Book 1, Chapters 15-19 Summary
Referring to a legal document that has several clauses dictating the terms of delivery should Mrs. Shandy became pregnant, Tristram returns to the story of his conception. The document states that Mrs. Shandy has the right to choose to give birth in London. However, one year before Tristram's birth, Mrs. Shandy has a "false alarm" (possibly a false pregnancy or a miscarriage) but demands to be taken to London; then she comes home without a baby. Because of this waste of a trip to London, Mr. Shandy adds another clause to the legal document so that should Mrs. Shandy become pregnant again, she has no other choice than to have the baby delivered at the Shandy estate.
Not only does Mr. Shandy come home from London without a son (the time before Tristram was born), he also was pulled away from his estate at a time when his crops were due to be harvested. Therefore, on the long trip back to the Shandy home, Mrs. Shandy suffered her husband's rants of anger and intolerance that she later told Tristram's Uncle Toby would have tried the patience of any human being on earth.
A year later, after Mrs. Shandy knows that she has conceived another baby, she begins to make immediate plans. She researches the midwives who are available and settles on a woman who lives nearby. Mr. Shandy, however, has other ideas.
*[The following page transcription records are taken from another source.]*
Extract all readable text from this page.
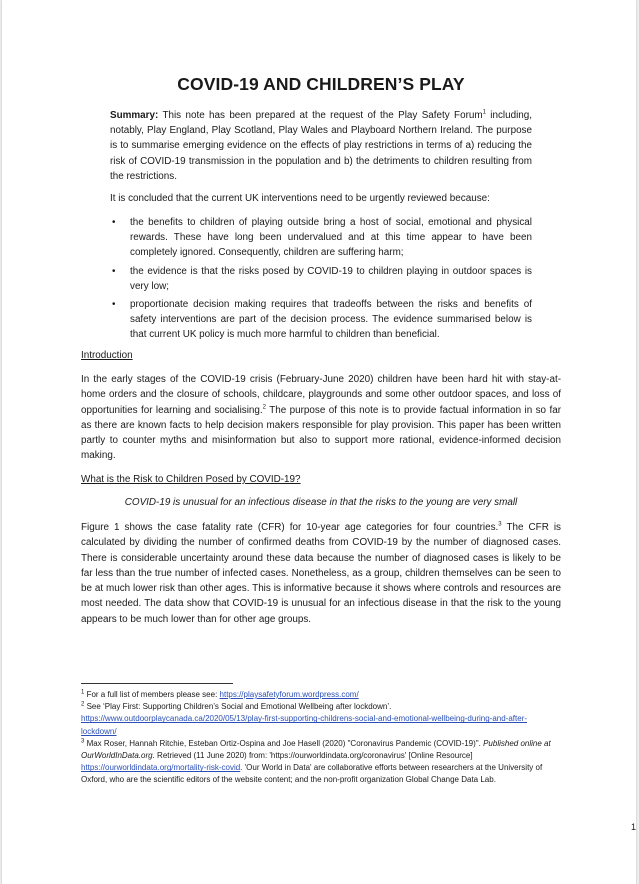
COVID-19 AND CHILDREN’S PLAY
Summary: This note has been prepared at the request of the Play Safety Forum$^1$ including, notably, Play England, Play Scotland, Play Wales and Playboard Northern Ireland. The purpose is to summarise emerging evidence on the effects of play restrictions in terms of a) reducing the risk of COVID-19 transmission in the population and b) the detriments to children resulting from the restrictions.
It is concluded that the current UK interventions need to be urgently reviewed because:
• the benefits to children of playing outside bring a host of social, emotional and physical rewards. These have long been undervalued and at this time appear to have been completely ignored. Consequently, children are suffering harm;
• the evidence is that the risks posed by COVID-19 to children playing in outdoor spaces is very low;
• proportionate decision making requires that tradeoffs between the risks and benefits of safety interventions are part of the decision process. The evidence summarised below is that current UK policy is much more harmful to children than beneficial.
Introduction
In the early stages of the COVID-19 crisis (February-June 2020) children have been hard hit with stay-at-home orders and the closure of schools, childcare, playgrounds and some other outdoor spaces, and loss of opportunities for learning and socialising.$^2$ The purpose of this note is to provide factual information in so far as there are known facts to help decision makers responsible for play provision. This paper has been written partly to counter myths and misinformation but also to support more rational, evidence-informed decision making.
What is the Risk to Children Posed by COVID-19?
COVID-19 is unusual for an infectious disease in that the risks to the young are very small
Figure 1 shows the case fatality rate (CFR) for 10-year age categories for four countries.$^3$ The CFR is calculated by dividing the number of confirmed deaths from COVID-19 by the number of diagnosed cases. There is considerable uncertainty around these data because the number of diagnosed cases is likely to be far less than the true number of infected cases. Nonetheless, as a group, children themselves can be seen to be at much lower risk than other ages. This is informative because it shows where controls and resources are most needed. The data show that COVID-19 is unusual for an infectious disease in that the risk to the young appears to be much lower than for other age groups.

$^1$ For a full list of members please see: https://playsafetyforum.wordpress.com/

$^2$ See ‘Play First: Supporting Children’s Social and Emotional Wellbeing after lockdown’.
https://www.outdoorplaycanada.ca/2020/05/13/play-first-supporting-childrens-social-and-emotional-wellbeing-during-and-after-lockdown/

$^3$ Max Roser, Hannah Ritchie, Esteban Ortiz-Ospina and Joe Hasell (2020) "Coronavirus Pandemic (COVID-19)". Published online at OurWorldInData.org. Retrieved (11 June 2020) from: 'https://ourworldindata.org/coronavirus' [Online Resource] https://ourworldindata.org/mortality-risk-covid. 'Our World in Data' are collaborative efforts between researchers at the University of Oxford, who are the scientific editors of the website content; and the non-profit organization Global Change Data Lab.

1
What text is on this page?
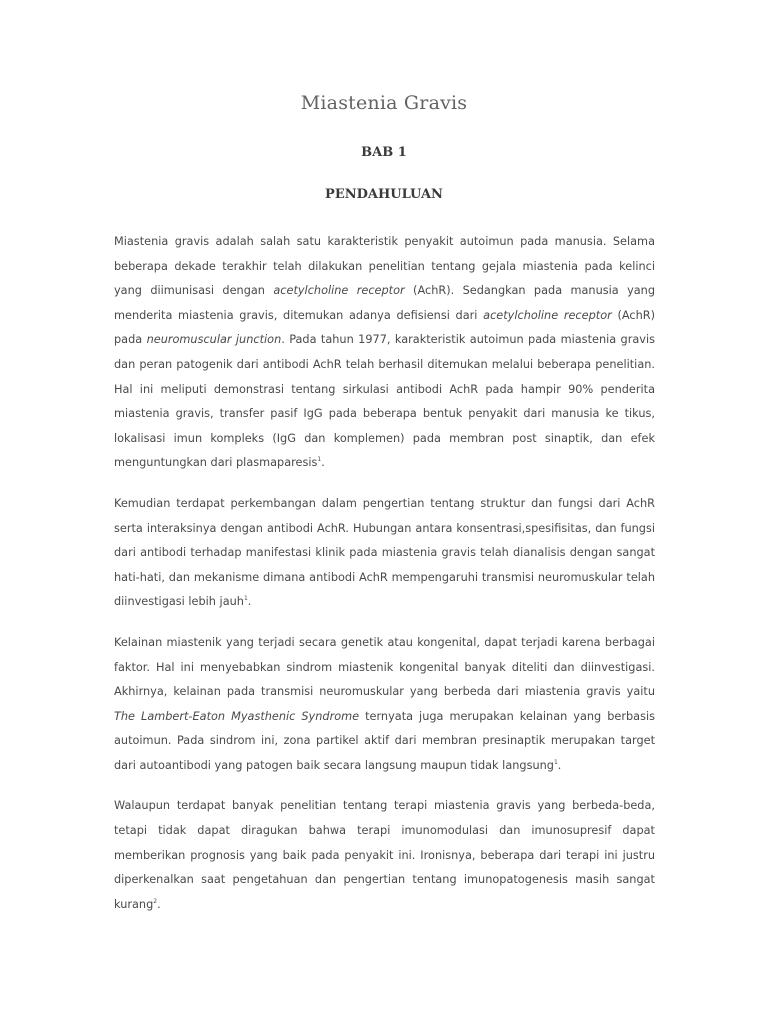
Miastenia Gravis
BAB 1
PENDAHULUAN

Miastenia gravis adalah salah satu karakteristik penyakit autoimun pada manusia. Selama beberapa dekade terakhir telah dilakukan penelitian tentang gejala miastenia pada kelinci yang diimunisasi dengan acetylcholine receptor (AchR). Sedangkan pada manusia yang menderita miastenia gravis, ditemukan adanya defisiensi dari acetylcholine receptor (AchR) pada neuromuscular junction. Pada tahun 1977, karakteristik autoimun pada miastenia gravis dan peran patogenik dari antibodi AchR telah berhasil ditemukan melalui beberapa penelitian. Hal ini meliputi demonstrasi tentang sirkulasi antibodi AchR pada hampir 90% penderita miastenia gravis, transfer pasif IgG pada beberapa bentuk penyakit dari manusia ke tikus, lokalisasi imun kompleks (IgG dan komplemen) pada membran post sinaptik, dan efek menguntungkan dari plasmaparesis$^1$.

Kemudian terdapat perkembangan dalam pengertian tentang struktur dan fungsi dari AchR serta interaksinya dengan antibodi AchR. Hubungan antara konsentrasi,spesifisitas, dan fungsi dari antibodi terhadap manifestasi klinik pada miastenia gravis telah dianalisis dengan sangat hati-hati, dan mekanisme dimana antibodi AchR mempengaruhi transmisi neuromuskular telah diinvestigasi lebih jauh$^1$.

Kelainan miastenik yang terjadi secara genetik atau kongenital, dapat terjadi karena berbagai faktor. Hal ini menyebabkan sindrom miastenik kongenital banyak diteliti dan diinvestigasi. Akhirnya, kelainan pada transmisi neuromuskular yang berbeda dari miastenia gravis yaitu The Lambert-Eaton Myasthenic Syndrome ternyata juga merupakan kelainan yang berbasis autoimun. Pada sindrom ini, zona partikel aktif dari membran presinaptik merupakan target dari autoantibodi yang patogen baik secara langsung maupun tidak langsung$^1$.

Walaupun terdapat banyak penelitian tentang terapi miastenia gravis yang berbeda-beda, tetapi tidak dapat diragukan bahwa terapi imunomodulasi dan imunosupresif dapat memberikan prognosis yang baik pada penyakit ini. Ironisnya, beberapa dari terapi ini justru diperkenalkan saat pengetahuan dan pengertian tentang imunopatogenesis masih sangat kurang$^2$.
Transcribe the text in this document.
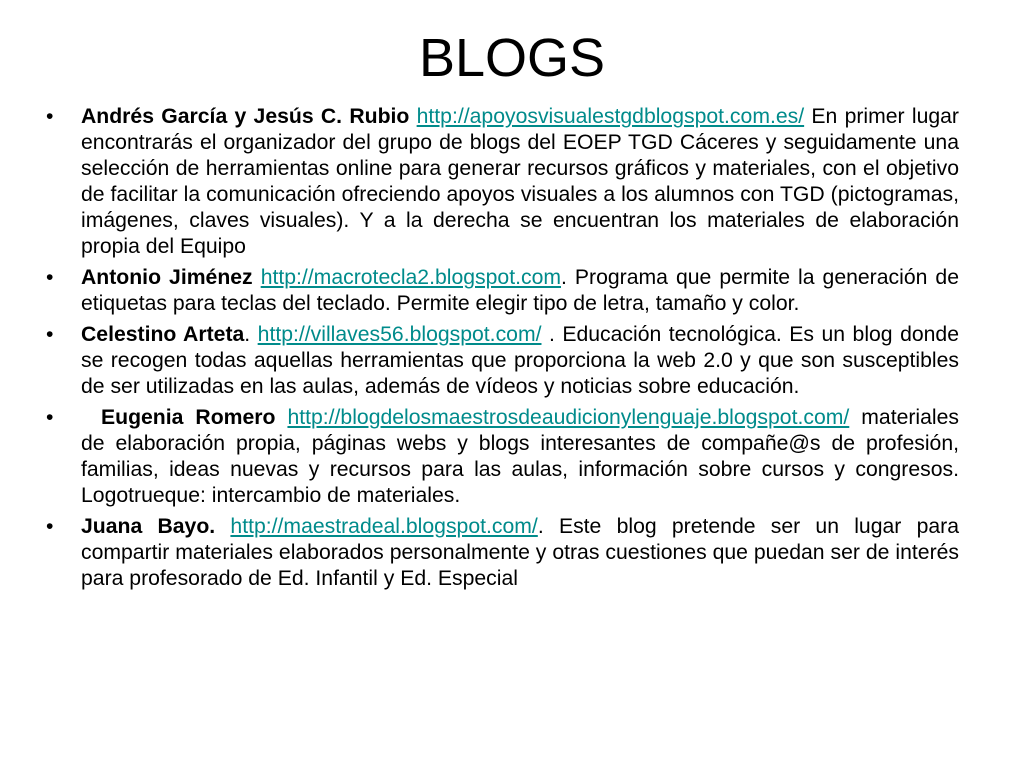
BLOGS
• Andrés García y Jesús C. Rubio http://apoyosvisualestgdblogspot.com.es/ En primer lugar encontrarás el organizador del grupo de blogs del EOEP TGD Cáceres y seguidamente una selección de herramientas online para generar recursos gráficos y materiales, con el objetivo de facilitar la comunicación ofreciendo apoyos visuales a los alumnos con TGD (pictogramas, imágenes, claves visuales). Y a la derecha se encuentran los materiales de elaboración propia del Equipo
• Antonio Jiménez http://macrotecla2.blogspot.com. Programa que permite la generación de etiquetas para teclas del teclado. Permite elegir tipo de letra, tamaño y color.
• Celestino Arteta. http://villaves56.blogspot.com/ . Educación tecnológica. Es un blog donde se recogen todas aquellas herramientas que proporciona la web 2.0 y que son susceptibles de ser utilizadas en las aulas, además de vídeos y noticias sobre educación.
• Eugenia Romero http://blogdelosmaestrosdeaudicionylenguaje.blogspot.com/ materiales de elaboración propia, páginas webs y blogs interesantes de compañe@s de profesión, familias, ideas nuevas y recursos para las aulas, información sobre cursos y congresos. Logotrueque: intercambio de materiales.
• Juana Bayo. http://maestradeal.blogspot.com/. Este blog pretende ser un lugar para compartir materiales elaborados personalmente y otras cuestiones que puedan ser de interés para profesorado de Ed. Infantil y Ed. Especial
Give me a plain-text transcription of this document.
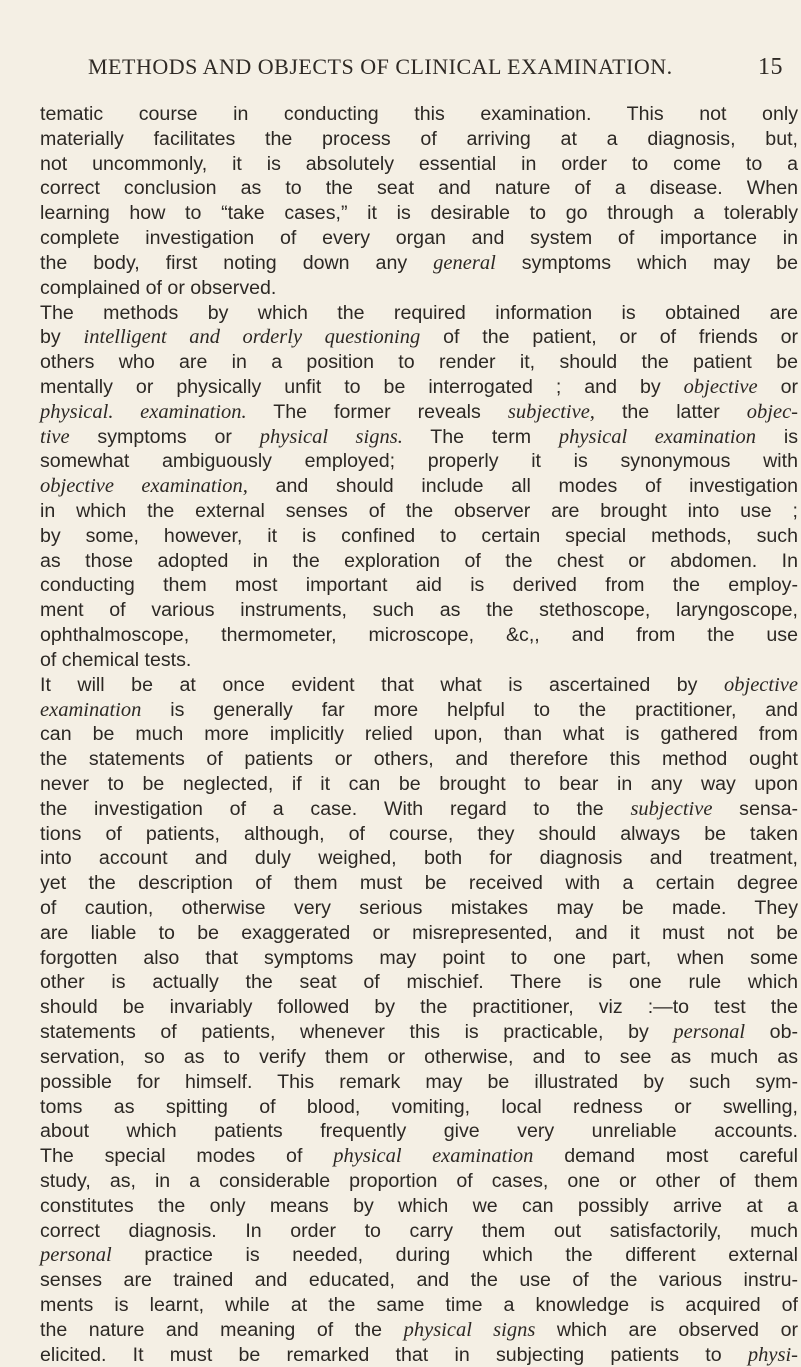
METHODS AND OBJECTS OF CLINICAL EXAMINATION.	15
tematic course in conducting this examination. This not only
materially facilitates the process of arriving at a diagnosis, but,
not uncommonly, it is absolutely essential in order to come to a
correct conclusion as to the seat and nature of a disease. When
learning how to “take cases,” it is desirable to go through a tolerably
complete investigation of every organ and system of importance in
the body, first noting down any general symptoms which may be
complained of or observed.
The methods by which the required information is obtained are
by intelligent and orderly questioning of the patient, or of friends or
others who are in a position to render it, should the patient be
mentally or physically unfit to be interrogated ; and by objective or
physical. examination. The former reveals subjective, the latter objec-
tive symptoms or physical signs. The term physical examination is
somewhat ambiguously employed; properly it is synonymous with
objective examination, and should include all modes of investigation
in which the external senses of the observer are brought into use ;
by some, however, it is confined to certain special methods, such
as those adopted in the exploration of the chest or abdomen. In
conducting them most important aid is derived from the employ-
ment of various instruments, such as the stethoscope, laryngoscope,
ophthalmoscope, thermometer, microscope, &c,, and from the use
of chemical tests.
It will be at once evident that what is ascertained by objective
examination is generally far more helpful to the practitioner, and
can be much more implicitly relied upon, than what is gathered from
the statements of patients or others, and therefore this method ought
never to be neglected, if it can be brought to bear in any way upon
the investigation of a case. With regard to the subjective sensa-
tions of patients, although, of course, they should always be taken
into account and duly weighed, both for diagnosis and treatment,
yet the description of them must be received with a certain degree
of caution, otherwise very serious mistakes may be made. They
are liable to be exaggerated or misrepresented, and it must not be
forgotten also that symptoms may point to one part, when some
other is actually the seat of mischief. There is one rule which
should be invariably followed by the practitioner, viz :—to test the
statements of patients, whenever this is practicable, by personal ob-
servation, so as to verify them or otherwise, and to see as much as
possible for himself. This remark may be illustrated by such sym-
toms as spitting of blood, vomiting, local redness or swelling,
about which patients frequently give very unreliable accounts.
The special modes of physical examination demand most careful
study, as, in a considerable proportion of cases, one or other of them
constitutes the only means by which we can possibly arrive at a
correct diagnosis. In order to carry them out satisfactorily, much
personal practice is needed, during which the different external
senses are trained and educated, and the use of the various instru-
ments is learnt, while at the same time a knowledge is acquired of
the nature and meaning of the physical signs which are observed or
elicited. It must be remarked that in subjecting patients to physi-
Since it was his decision not to take his wife to London so she might give birth, Mr. Shandy fears that he will be blamed if anything should happen during the delivery, such as if the baby or his wife should die. So he does his own research for a midwife and chooses "a man midwife." Unfortunately, Mrs. Shandy will have nothing to do with her husband's choice.
Mr. Shandy tries everything he can think of to convince his wife that the man-midwife is a more proper choice. However, no matter what argument he makes in favor of the man-midwife, Mrs. Shandy will not give her consent. In the end, Mrs. Shandy wins. The old female midwife is employed. Mr. Shandy, Tristram's Uncle Toby, and the man-midwife sit in the parlor during the birth, drinking wine.
Tristram then discusses the choosing of his name. He first mentions two aspects of his father's personality. First Tristram states that Mr. Shandy is a great orator. Second, Tristram's father has very strong opinions about a person's name. Some names, such as "Andrew," Mr. Shandy likens to a negative number in algebra—worse than nothing. "William" holds a fairly high grade in Mr. Shandy's estimation. However, there is one name that Mr. Shandy has an "unconquerable aversion" to: "Tristram." This name, to Mr. Shandy, was akin to the word "nincompoop." Tristram feels sorry for his father, having so detested his name and yet being forced to speak it several times a day.